Perez isn’t interested in engaging in what she says is a “culture war” Florida Republicans have waged against marginalized communities. Instead, she wants to focus on challenges her constituents are actually experiencing, including housing affordability, gun control, and health care.

“This legislative session has attacked the LGBTQ community, they’ve attacked Black history. It has been an entire session of culture war. I want people to know that I don’t want to talk about those things…I care about what’s happening to you and I want to find solutions for it and I want you sitting at my table to help me find solutions.”

Both a cancer survivor and one of the owners of a successful local Medicare company, increasing health care access is one of the main reasons Perez is running.
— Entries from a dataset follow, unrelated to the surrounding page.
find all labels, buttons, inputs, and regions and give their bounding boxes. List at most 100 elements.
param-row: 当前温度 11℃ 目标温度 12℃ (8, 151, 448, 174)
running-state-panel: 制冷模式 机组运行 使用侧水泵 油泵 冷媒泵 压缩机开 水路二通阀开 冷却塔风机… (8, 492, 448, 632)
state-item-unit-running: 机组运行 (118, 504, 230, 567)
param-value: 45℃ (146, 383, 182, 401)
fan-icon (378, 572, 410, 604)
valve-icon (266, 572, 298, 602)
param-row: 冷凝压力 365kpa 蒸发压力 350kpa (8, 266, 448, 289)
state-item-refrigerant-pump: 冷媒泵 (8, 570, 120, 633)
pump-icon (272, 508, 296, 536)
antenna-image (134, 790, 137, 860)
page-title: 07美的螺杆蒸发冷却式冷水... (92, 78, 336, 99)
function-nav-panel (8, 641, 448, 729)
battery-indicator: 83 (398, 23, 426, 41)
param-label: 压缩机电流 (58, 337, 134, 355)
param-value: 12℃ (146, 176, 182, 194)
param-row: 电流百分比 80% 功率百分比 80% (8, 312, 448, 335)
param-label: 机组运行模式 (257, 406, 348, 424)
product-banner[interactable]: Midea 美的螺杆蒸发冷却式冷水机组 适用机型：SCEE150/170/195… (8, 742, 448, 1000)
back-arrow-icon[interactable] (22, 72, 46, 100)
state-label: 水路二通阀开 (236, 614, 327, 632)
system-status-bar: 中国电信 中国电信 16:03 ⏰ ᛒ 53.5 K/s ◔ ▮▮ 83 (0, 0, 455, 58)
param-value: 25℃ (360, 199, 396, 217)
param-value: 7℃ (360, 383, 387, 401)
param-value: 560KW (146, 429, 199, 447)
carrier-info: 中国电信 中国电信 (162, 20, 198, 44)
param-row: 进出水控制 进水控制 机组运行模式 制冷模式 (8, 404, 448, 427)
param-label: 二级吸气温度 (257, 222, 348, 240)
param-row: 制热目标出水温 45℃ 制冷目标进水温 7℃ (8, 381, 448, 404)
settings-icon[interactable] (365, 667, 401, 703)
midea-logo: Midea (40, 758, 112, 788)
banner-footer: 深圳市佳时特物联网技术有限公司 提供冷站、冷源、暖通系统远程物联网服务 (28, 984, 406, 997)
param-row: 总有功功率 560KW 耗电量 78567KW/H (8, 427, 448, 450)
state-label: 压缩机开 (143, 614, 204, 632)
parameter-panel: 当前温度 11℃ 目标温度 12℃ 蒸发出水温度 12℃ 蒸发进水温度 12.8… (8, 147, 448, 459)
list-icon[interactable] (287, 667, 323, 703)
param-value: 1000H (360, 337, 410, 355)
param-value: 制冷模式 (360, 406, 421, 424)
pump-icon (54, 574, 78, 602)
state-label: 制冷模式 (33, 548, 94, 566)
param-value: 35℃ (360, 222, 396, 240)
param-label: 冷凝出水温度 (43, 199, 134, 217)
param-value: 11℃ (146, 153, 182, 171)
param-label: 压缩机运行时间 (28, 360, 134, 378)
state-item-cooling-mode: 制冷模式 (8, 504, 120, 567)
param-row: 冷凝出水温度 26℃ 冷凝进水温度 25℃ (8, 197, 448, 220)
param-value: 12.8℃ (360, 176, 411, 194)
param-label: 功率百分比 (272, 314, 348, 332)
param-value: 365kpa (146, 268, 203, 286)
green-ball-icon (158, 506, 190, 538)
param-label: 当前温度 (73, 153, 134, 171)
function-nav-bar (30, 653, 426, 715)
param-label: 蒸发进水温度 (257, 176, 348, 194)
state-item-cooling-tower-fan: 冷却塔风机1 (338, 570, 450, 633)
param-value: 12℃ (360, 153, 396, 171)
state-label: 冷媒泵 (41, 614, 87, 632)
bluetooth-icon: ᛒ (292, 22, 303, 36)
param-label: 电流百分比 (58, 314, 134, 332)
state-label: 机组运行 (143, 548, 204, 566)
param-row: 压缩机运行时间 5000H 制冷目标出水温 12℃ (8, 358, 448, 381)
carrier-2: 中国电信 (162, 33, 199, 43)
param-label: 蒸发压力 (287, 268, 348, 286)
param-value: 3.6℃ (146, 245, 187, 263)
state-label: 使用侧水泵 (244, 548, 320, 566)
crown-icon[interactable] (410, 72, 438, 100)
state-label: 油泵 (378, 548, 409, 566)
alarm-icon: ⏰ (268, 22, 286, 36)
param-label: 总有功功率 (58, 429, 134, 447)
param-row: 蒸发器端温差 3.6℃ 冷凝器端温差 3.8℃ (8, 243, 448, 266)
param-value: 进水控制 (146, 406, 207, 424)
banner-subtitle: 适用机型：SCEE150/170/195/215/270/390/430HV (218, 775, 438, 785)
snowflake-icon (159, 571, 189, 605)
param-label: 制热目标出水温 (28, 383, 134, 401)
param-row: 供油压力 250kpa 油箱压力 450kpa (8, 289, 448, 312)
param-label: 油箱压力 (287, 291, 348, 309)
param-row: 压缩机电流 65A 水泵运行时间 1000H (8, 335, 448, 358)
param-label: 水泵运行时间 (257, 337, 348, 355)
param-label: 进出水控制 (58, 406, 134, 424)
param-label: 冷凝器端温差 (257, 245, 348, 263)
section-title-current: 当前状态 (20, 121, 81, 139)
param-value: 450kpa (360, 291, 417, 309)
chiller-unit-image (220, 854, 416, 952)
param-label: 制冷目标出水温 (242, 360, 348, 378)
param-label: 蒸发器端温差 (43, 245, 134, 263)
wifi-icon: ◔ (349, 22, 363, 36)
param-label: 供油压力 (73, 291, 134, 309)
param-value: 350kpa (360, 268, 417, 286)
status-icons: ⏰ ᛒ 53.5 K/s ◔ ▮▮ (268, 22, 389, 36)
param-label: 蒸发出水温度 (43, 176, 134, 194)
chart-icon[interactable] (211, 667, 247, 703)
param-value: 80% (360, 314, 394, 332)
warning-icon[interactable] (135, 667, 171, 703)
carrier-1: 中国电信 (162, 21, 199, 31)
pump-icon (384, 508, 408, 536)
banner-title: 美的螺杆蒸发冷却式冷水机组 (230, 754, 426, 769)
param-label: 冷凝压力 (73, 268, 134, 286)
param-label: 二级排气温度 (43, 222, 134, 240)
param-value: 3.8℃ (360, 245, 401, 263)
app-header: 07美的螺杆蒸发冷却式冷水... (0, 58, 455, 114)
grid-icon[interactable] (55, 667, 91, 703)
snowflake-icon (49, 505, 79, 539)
“In the state of Florida, we’ve had 20 years of Republican leadership and we haven’t expanded Medicaid to the levels that it should have been expanded to. There are so many people that are just one healthcare crisis or bill away from bankruptcy, poverty, losing their homes.”

Perez has a high chance of becoming the first out LGBTQ woman in the Florida senate. Currently, she is running unopposed, as her former opponent, state Sen. Ileana Garcia (R), recently filed to run in a different district.

Garcia not only voted in favor of the “Don’t Say Gay” bill, but she justified her vote by arguing that “Gay is not a permanent thing, LGBT is not a permanent thing.”

Perez said she thinks Garcia’s move is a “great sign” and that “maybe she’s scared.”

Perez hopes to be part of a Democratic tide that can eventually help flip the Florida legislature. She acknowledged that doing so will be a marathon, not a sprint, but that it’s a cause she’s committed to.

“Our state legislature is chiseling away…at freedom, and they’re chiseling away at opportunity, and it’s about time we have candidates that run for the right reasons, that we have candidates who do it because they want to put their community first.”

“At the end of the day,” she added, “Florida Republicans, whether they believe it or not, don’t have their own opinion. They have to do whatever the governor and whatever the Republican party of Florida wants them to do.”

Perez wants voters to know that she hears them and understands what they need.

“I want people to feel like they’re part of my family, like they know me. Because I know this community. I have lived in Miami my entire life, and this is a community who deserves someone who understands them.”